Petróleo ultrapassa US$ 100 o barril com tensões no Oriente Médio ameaçando produção global

Com o Estreito de Ormuz bloqueado, alguns dos maiores produtores de petróleo começaram a cortar a produção.

O mercado de petróleo registrou uma forte valorização nesta segunda-feira, com os preços superando a barreira psicológica dos US$ 100 por barril pela primeira vez desde o início do conflito entre Rússia e Ucrânia em fevereiro de 2022.

A escalada das tensões no Oriente Médio, que entrou em nova fase no último final de semana, impulsionou as cotações da commodity, que chegaram a registrar altas superiores a 20% e encostaram nos US$ 120 durante a abertura dos mercados no domingo.

O cenário geopolítico preocupante levanta temores sobre possíveis impactos inflacionários em economias globais, podendo afetar os planos de corte de juros tanto no Brasil quanto nos Estados Unidos.

Cortes de produção afetam oferta global



A interrupção do tráfego no estratégico Estreito de Ormuz, rota crucial para o escoamento de petróleo da região do Golfo Pérsico, forçou diversos países produtores a anunciarem reduções em sua produção.

O Iraque já teria diminuído sua produção em aproximadamente 60% durante a primeira semana do conflito, segundo informações da agência Bloomberg.
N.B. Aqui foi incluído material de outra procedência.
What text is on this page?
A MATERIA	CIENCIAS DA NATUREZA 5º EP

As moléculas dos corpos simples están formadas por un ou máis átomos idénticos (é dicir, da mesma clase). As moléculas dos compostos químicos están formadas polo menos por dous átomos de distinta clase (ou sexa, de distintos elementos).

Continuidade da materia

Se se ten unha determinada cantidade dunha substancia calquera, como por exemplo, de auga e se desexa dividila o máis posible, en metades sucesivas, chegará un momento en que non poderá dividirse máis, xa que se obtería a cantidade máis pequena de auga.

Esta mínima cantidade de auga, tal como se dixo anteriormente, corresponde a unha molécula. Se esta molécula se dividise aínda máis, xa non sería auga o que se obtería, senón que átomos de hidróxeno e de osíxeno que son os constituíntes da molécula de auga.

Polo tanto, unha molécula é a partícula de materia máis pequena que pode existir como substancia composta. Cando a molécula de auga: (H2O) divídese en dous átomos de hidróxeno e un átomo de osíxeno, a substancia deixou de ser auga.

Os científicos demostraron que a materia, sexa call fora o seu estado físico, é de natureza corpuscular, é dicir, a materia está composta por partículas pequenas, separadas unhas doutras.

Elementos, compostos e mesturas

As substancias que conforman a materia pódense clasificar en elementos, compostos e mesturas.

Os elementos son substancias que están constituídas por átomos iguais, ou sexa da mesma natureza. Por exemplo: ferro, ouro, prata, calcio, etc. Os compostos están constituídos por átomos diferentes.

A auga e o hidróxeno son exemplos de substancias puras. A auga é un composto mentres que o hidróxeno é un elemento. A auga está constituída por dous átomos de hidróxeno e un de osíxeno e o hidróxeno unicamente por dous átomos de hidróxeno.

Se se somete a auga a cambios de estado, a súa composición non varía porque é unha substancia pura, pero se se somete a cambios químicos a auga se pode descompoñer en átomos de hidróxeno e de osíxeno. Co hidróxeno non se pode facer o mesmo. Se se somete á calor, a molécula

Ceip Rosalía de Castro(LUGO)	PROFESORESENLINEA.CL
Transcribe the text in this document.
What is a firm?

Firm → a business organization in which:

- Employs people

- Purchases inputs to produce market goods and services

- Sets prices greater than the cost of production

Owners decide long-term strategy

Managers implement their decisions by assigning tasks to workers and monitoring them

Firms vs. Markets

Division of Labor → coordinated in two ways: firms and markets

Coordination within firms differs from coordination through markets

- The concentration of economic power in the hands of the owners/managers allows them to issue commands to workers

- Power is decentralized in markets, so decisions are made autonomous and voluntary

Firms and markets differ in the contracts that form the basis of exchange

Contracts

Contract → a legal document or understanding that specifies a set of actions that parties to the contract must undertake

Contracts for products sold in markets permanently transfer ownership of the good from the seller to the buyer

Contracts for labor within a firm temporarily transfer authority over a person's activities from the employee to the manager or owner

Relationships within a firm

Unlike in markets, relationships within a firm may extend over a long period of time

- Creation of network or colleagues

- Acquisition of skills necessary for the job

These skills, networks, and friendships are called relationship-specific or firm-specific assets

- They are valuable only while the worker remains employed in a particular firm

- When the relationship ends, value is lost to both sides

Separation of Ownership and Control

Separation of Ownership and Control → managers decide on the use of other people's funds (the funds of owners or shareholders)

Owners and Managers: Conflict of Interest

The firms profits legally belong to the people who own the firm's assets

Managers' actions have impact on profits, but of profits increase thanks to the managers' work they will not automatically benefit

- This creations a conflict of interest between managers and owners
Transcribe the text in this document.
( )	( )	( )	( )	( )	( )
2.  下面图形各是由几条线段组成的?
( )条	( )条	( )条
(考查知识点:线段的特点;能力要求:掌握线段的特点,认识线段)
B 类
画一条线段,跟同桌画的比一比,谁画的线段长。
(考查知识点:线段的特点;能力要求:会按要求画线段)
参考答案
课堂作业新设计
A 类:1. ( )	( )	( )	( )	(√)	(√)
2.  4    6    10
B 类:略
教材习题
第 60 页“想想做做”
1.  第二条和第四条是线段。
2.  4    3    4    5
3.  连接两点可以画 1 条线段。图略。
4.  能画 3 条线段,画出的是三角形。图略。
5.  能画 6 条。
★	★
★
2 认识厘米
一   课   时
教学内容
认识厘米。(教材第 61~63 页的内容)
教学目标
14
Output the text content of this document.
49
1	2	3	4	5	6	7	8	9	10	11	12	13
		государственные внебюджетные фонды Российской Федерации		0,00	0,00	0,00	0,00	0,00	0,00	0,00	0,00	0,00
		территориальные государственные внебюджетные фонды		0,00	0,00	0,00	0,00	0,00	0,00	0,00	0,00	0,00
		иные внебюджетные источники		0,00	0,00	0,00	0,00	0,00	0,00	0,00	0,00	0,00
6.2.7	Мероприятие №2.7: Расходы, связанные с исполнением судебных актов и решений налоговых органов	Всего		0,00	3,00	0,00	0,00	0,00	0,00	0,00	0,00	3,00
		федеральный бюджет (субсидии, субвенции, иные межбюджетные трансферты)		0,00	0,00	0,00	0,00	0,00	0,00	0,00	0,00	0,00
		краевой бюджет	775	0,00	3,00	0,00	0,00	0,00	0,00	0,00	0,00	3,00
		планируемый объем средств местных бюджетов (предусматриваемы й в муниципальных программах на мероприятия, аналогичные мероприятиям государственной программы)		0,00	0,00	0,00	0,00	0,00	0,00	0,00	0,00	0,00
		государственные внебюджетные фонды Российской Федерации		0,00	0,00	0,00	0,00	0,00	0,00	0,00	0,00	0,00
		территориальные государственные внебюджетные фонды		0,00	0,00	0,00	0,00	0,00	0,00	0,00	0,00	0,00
Na Arábia Saudita, a estatal Aramco precisou interromper operações em uma de suas refinarias após ataques com drones, enquanto outros veículos aéreos não tripulados foram interceptados próximos a campos petrolíferos com capacidade para produzir um milhão de barris diários.

Kuwait e Emirados Árabes Unidos também anunciaram cortes de produção no sábado, condicionando a retomada à normalização da circulação de navios-tanque pelo Golfo Pérsico.

O ministro da Energia do Catar, Saad al-Kaabi, alertou que outros países da região poderão seguir o mesmo caminho caso não haja sinais de desescalada do conflito. Segundo suas projeções, os preços do petróleo poderiam atingir patamares próximos a US$ 150 por barril neste cenário, com impactos significativos para economias em todo o mundo.

Infraestrutura energética sob ataque



As tensões militares se intensificaram com ataques israelenses a complexos de armazenamento e refinarias iranianas no sábado, numa tentativa de interromper o fornecimento de combustíveis para as forças militares do Irã.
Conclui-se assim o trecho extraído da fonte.